Reducing Stigma in People Who Inject Drugs with HIV Using a Rapid Start Antiretroviral Therapy Intervention - HIV transmission continues in low- and middle-income countries (LMIC), especially among key affected
populations (KAP) and in settings of high stigma and discrimination. In Malaysia, a LMIC in SE Asia, HIV
incidence and mortality is increasing. HIV is concentrated among KAPs, especially people who inject drugs
(PWID), a group that has substantially lower ART prescription and viral suppression (VS) levels relative to other
KAPs, undermining HIV treatment as prevention (TasP) goals. PWID are especially vulnerable to overlapping
and intersectional stigmas due to criminalization drug use and sex work, experiences with incarceration, social
class and the presence of HIV itself. Our preliminary studies confirm high levels of negative stereotypes,
prejudice and stigma toward PWID among medical students and HIV experts, with clear evidence of intention to
discriminate against PWID by withholding ART prescription. Stigma-reducing interventions have mostly centered
on educational and contact-based strategies. Such strategies, however, appear less effective where stereotypes
and stigma are deeply entrenched, as in Malaysia, thus requiring the introduction and testing of alternative
strategies. Behavioral design interventions are potentially effective ways to address stigma in such settings.

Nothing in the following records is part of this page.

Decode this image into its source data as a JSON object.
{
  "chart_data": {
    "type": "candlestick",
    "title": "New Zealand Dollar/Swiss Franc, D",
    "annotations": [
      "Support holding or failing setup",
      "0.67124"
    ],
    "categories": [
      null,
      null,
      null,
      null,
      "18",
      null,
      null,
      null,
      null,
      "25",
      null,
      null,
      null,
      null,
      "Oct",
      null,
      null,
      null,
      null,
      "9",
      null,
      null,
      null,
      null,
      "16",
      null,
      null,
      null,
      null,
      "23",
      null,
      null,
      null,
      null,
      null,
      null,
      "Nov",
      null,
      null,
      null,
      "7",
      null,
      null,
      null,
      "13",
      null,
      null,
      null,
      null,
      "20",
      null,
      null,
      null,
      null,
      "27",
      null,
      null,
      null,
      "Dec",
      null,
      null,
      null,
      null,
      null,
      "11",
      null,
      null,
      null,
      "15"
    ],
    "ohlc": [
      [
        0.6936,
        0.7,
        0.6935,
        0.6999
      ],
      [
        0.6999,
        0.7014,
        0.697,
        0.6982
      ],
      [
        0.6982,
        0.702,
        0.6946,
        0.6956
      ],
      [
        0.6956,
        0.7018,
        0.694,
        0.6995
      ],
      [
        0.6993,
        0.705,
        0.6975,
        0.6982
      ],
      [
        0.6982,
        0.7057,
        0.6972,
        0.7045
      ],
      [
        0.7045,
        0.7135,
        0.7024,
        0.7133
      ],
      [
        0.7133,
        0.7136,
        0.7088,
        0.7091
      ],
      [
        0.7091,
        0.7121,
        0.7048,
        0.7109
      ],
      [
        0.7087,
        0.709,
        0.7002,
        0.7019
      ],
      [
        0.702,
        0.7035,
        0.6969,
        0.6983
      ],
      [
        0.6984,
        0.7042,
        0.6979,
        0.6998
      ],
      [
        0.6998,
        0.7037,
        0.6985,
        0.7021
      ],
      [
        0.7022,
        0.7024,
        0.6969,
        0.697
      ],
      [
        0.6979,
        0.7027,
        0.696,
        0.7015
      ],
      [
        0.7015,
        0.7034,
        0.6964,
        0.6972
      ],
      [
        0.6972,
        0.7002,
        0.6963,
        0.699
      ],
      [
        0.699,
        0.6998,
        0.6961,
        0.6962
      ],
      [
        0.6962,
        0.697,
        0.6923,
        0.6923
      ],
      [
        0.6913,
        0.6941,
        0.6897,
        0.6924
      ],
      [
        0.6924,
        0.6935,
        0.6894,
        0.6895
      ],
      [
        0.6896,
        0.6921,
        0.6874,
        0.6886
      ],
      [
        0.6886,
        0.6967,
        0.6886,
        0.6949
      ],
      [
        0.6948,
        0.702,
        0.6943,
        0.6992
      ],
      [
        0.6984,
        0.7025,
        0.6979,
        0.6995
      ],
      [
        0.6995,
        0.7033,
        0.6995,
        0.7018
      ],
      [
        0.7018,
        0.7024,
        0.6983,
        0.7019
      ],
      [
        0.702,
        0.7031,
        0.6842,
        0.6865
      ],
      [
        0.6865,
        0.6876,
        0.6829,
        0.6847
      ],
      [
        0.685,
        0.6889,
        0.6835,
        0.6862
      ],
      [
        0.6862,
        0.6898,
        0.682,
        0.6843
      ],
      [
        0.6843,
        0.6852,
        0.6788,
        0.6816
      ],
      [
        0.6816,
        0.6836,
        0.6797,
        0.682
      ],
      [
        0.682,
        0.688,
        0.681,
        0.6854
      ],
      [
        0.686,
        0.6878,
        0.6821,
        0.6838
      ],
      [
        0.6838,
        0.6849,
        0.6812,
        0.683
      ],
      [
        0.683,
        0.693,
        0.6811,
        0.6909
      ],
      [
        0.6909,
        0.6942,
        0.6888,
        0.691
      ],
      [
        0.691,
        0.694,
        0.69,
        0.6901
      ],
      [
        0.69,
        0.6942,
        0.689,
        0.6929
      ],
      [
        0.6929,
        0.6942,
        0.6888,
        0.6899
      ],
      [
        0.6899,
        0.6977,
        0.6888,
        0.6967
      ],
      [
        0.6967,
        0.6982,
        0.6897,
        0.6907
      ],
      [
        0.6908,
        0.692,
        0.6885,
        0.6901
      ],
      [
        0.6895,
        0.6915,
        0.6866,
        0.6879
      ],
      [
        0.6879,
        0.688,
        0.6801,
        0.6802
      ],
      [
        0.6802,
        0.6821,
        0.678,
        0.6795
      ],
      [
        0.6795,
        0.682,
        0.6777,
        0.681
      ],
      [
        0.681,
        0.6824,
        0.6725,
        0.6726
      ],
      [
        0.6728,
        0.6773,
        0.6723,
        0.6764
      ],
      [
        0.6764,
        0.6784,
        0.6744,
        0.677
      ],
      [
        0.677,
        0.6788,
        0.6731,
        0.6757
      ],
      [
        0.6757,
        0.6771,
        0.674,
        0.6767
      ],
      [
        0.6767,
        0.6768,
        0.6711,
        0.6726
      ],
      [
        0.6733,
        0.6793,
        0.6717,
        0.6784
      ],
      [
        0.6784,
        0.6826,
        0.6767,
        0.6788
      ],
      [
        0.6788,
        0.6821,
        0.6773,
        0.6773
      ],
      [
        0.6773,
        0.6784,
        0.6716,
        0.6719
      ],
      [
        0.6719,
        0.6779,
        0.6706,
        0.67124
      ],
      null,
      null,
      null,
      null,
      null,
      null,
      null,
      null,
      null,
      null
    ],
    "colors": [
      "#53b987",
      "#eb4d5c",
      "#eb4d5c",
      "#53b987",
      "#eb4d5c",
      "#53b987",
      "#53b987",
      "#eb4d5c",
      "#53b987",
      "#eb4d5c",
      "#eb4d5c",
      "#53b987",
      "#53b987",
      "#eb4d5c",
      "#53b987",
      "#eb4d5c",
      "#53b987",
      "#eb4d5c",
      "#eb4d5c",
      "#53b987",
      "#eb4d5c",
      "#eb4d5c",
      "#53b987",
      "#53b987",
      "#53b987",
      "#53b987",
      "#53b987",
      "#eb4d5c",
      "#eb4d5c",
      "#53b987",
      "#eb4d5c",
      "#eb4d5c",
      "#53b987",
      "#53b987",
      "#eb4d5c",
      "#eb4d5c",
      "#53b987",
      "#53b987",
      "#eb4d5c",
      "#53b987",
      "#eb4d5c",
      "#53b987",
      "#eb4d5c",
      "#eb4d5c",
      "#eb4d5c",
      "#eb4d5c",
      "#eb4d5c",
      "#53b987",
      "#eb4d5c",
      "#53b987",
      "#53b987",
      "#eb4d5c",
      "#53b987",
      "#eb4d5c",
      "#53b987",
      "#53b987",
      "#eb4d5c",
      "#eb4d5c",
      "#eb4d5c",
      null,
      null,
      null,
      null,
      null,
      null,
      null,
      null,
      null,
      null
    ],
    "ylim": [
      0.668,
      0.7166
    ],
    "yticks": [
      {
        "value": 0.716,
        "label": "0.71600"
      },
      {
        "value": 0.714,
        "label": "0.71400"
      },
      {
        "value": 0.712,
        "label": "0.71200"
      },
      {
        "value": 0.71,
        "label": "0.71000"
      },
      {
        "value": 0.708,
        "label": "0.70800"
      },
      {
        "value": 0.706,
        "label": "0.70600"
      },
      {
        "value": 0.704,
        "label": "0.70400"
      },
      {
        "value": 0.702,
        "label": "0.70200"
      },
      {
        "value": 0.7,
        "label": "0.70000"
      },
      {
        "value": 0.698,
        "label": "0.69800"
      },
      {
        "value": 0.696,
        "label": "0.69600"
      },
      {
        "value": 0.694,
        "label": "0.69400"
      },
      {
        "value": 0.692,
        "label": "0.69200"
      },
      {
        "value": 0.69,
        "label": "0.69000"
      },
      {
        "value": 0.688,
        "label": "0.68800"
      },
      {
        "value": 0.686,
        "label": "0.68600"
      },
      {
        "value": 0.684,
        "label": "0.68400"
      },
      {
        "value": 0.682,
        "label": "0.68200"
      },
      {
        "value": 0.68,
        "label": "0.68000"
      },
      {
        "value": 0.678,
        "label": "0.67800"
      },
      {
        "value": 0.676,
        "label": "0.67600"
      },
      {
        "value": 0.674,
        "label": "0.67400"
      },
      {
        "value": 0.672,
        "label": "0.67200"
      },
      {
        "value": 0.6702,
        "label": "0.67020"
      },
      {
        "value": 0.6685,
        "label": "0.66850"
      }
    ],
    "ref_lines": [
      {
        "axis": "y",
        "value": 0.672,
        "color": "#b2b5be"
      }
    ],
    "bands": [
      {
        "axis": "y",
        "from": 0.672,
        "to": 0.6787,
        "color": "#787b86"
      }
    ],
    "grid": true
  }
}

Behavioral design interventions use tools like framing, nudges, and choice architecture, which can be used to
re-design how physicians behave – or make non-discriminatory healthcare decisions. Rapid start antiretroviral
(RS-ART) is an evidence-based strategy to initiate ART immediately, thereby supporting TasP goals by reducing
time to VS, achieving VS and improving individual health. It has not been tested among PWID. It fits the criteria
for behavioral design interventions by re-arranging clinician decision-making by first focusing on eligibility criteria
(i.e., presence of opportunistic infections) rather than inaccurate perceptions of ART adherence or
deservedness. Behavioral design interventions have not been tested in HIV stigma research, nor has they been
assessed longitudinally or infusing clinically relevant dyads analyses of patients and clinicians. To guide the
behavioral design of RS-ART among PWID, we will use the Delphi method to develop guidelines. Then we will
use nominal group technique, a rank-ordering mixed method strategy to assess the multi-level barriers and
facilitators to RS-ART for PWID, in order to adapt existing RS-ART protocols for PWID. Once the new guideline
concordant RS-ART protocol is developed, we will pilot test it in 125 PWID over six months and conduct a
longitudinal dyadic analysis of patients and clinicians of stigma, physician trust and social support. The RS-ART
protocol will be refined further during pilot-testing to determine its utility as a stigma-reducing intervention that
can be tested in a future implementation trial. This proposal brings over 17 years of productive collaboration
between Yale and University of Malaya, with expertise in clinical HIV and addiction treatment, participation in
clinical guidelines development, mixed methods research, intervention development and refinement, multi-level
stigma assessment and intervention and dyadic analyses.